In this case, as in the past, the IT of the robot hand H2
The gripping position of the gripping object 12 cannot be determined only from the contour information obtained by the V-camera 7. This is because it is necessary to determine the gripping direction and the gripping position by identifying the orientation of the gripping object 12, that is, which side of the video screen the recess 13 is on.

Therefore, this invention's robot hand H! As in the conventional case, first, as shown in FIGS. 3 to 5, the position of the grasped object 12 determined only by the outline is determined.

However, in the image state shown in FIG. 5, although the outline and position of the grasped object 12 can be determined, only the external illumination provided by the illumination device 8 will cause the image 20 in FIG. It is not possible to identify which side of the screen 10 1 and 3 are located, that is, the A position or the B position.

Therefore, in the next step, the recess 13 is A.

This means checking at one point at which position B is located. In other words, the fingers 4, 4 including the rotation of the palm 3
The distance from the tip of the ITV camera 7 to the mark is calculated from the position of the light projector 14 and the image position of the mark observed by the ITV camera 7 while controlling the direction in which the mark is projected by the light projector 14 by the movement of .

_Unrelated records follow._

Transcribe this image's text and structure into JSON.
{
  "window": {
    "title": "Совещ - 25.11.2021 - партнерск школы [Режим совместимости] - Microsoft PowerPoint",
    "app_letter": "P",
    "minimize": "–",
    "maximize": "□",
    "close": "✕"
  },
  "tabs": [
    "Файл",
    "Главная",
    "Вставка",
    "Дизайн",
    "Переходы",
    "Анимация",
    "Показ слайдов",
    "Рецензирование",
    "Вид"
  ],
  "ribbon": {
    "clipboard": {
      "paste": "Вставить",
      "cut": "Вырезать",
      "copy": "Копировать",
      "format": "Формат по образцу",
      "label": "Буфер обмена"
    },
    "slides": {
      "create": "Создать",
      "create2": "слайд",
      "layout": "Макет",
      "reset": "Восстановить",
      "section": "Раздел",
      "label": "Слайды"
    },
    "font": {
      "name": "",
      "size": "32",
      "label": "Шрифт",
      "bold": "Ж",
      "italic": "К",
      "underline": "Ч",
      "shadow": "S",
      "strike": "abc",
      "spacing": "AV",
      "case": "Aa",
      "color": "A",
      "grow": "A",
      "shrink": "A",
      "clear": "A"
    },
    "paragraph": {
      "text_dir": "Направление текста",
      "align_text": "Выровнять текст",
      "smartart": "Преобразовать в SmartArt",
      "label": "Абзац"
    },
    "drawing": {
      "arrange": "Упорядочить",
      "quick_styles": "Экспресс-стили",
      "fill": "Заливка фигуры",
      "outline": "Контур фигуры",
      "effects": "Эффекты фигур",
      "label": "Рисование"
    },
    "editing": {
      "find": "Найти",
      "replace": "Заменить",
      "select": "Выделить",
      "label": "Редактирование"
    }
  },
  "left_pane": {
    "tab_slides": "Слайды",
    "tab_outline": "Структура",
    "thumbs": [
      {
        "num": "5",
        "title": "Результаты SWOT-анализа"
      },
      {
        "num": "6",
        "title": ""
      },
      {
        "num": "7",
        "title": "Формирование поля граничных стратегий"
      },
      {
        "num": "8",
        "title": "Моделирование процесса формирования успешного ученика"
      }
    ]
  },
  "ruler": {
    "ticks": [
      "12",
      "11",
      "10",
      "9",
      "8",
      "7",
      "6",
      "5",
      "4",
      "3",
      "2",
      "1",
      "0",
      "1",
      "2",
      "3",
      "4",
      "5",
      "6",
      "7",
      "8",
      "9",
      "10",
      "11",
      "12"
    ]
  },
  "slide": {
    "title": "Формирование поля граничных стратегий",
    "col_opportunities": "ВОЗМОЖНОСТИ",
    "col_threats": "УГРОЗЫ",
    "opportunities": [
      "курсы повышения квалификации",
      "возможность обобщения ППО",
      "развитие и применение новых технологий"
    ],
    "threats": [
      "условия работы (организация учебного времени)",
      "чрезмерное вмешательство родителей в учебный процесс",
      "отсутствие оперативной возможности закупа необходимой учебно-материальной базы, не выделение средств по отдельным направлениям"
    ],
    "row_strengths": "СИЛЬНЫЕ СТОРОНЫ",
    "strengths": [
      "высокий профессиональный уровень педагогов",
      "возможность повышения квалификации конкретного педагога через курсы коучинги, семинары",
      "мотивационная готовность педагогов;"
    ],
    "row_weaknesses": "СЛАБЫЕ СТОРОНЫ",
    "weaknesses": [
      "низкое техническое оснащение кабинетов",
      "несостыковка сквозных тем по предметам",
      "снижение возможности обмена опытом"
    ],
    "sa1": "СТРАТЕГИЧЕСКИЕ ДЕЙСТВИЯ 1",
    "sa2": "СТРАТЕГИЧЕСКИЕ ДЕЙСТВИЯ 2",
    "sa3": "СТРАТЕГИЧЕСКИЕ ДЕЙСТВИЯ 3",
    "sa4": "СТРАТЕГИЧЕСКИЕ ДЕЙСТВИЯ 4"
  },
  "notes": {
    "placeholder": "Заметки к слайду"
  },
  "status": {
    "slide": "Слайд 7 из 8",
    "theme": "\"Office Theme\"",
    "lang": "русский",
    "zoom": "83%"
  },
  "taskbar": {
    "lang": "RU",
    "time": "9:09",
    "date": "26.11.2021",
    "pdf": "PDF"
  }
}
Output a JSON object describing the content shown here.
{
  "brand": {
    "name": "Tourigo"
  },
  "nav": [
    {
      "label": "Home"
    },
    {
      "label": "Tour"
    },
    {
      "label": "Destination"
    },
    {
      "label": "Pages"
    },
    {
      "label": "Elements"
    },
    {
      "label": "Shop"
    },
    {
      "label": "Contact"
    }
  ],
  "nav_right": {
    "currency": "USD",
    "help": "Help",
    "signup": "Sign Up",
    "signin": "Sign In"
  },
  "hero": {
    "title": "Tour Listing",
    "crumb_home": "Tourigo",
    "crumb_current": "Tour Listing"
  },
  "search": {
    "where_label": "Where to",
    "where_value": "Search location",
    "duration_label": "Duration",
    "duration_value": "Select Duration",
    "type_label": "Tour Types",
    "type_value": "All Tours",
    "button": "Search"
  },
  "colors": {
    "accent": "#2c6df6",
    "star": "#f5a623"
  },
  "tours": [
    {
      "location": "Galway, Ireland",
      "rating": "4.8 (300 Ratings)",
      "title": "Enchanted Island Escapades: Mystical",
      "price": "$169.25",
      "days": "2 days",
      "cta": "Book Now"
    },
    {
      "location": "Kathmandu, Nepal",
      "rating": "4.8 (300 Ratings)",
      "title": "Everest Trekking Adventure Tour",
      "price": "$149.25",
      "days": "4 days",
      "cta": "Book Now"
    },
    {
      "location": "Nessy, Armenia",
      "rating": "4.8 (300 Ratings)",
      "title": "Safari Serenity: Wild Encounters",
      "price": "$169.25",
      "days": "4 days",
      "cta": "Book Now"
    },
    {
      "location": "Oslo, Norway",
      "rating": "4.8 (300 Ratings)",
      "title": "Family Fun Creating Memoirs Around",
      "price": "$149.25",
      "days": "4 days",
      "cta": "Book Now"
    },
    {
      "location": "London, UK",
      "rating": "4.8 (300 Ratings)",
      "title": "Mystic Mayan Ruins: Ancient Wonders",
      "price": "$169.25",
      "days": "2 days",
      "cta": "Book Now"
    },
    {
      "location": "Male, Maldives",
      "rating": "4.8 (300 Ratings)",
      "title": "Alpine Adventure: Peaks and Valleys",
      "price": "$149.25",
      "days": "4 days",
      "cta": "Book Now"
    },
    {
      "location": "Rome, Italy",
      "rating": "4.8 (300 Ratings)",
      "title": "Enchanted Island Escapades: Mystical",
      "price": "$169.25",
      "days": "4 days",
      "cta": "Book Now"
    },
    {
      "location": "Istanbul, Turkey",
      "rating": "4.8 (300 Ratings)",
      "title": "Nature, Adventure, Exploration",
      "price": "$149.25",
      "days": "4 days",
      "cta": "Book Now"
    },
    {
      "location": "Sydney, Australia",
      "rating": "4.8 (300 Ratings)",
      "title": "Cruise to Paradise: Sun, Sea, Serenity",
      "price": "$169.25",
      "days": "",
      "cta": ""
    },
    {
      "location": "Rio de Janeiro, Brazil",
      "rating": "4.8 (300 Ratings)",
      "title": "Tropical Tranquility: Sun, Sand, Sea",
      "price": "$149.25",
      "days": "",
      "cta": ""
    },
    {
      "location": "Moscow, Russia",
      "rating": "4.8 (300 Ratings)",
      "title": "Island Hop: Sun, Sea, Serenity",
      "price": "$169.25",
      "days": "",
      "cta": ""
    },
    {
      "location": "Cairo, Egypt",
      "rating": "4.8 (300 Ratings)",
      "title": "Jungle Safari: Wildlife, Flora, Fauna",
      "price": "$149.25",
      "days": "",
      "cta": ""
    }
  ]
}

Information regarding the surface shape of the object to be grasped 12 obtained at the end of the distance information to each of the projected marks is then manually inputted to the control mechanism, and is used as drive information for the robot hand H2.

As described above, the present invention is constructed by attaching a light source such as a projector that projects a mark such as a spot light to the finger of a robot hand equipped with a visual device in the palm, which is difficult to identify using only conventional external layers. The unevenness of the object to be grasped,
It is now possible to grasp information about the surface shape such as depressions, or the shadow parts of the object to be grasped, which could not be observed with conventional lighting alone. Even if the object to be gripped has a depression or the like, it can be handled accurately and easily.

[Brief explanation of the drawing]

Figure 1 is a perspective view of a conventional robot hand, and Figure 2 is a perspective view of a conventional robot hand.
Fig. 1 is a perspective view, Fig. 3 shows how the robot hand is used.
5 @ Figures 4 and 5 are views showing images of the object to be grasped observed with the visual device of the conventional robot hand, Figure 6 is a perspective view of the object to be grasped with a ridge, and Figure 7 is the image of the object to be grasped according to the present invention. FIGS. 8 to 10 are diagrams for explaining the principle of distance measurement in the robot hand of this invention, and FIG. 11 is a perspective view of a grasped object observed by the visual device of the robot hand of this invention. A diagram showing the video of Ruru. HI... Conventional robot hand H2...
......Robot hand according to this invention 3...
・・・・・・－・−Palm 4・・・・・・・・・Finger 7・・・・・・
...ITV camera 12, which is a visual device...
... Grasped object 14 ...... Representative of the floodlight that is the light source Satoru Kuzuno (and one other person) Fig. 1 540 Fig. 5 Fig. 9 Fig. 10 Fig. 71

Claims (1)

[Claims] A finger of a robot hand equipped with a visual device in its palm is provided with a light source that projects a mark that is a recognition target of the visual device onto an object to be grasped, and a relative position of the light source with respect to the visual device; A robot hand characterized in that the shape of the object to be gripped is grasped based on the projection direction of the mark with respect to the optical axis of the visual device and the image position of the mark observed from the visual device.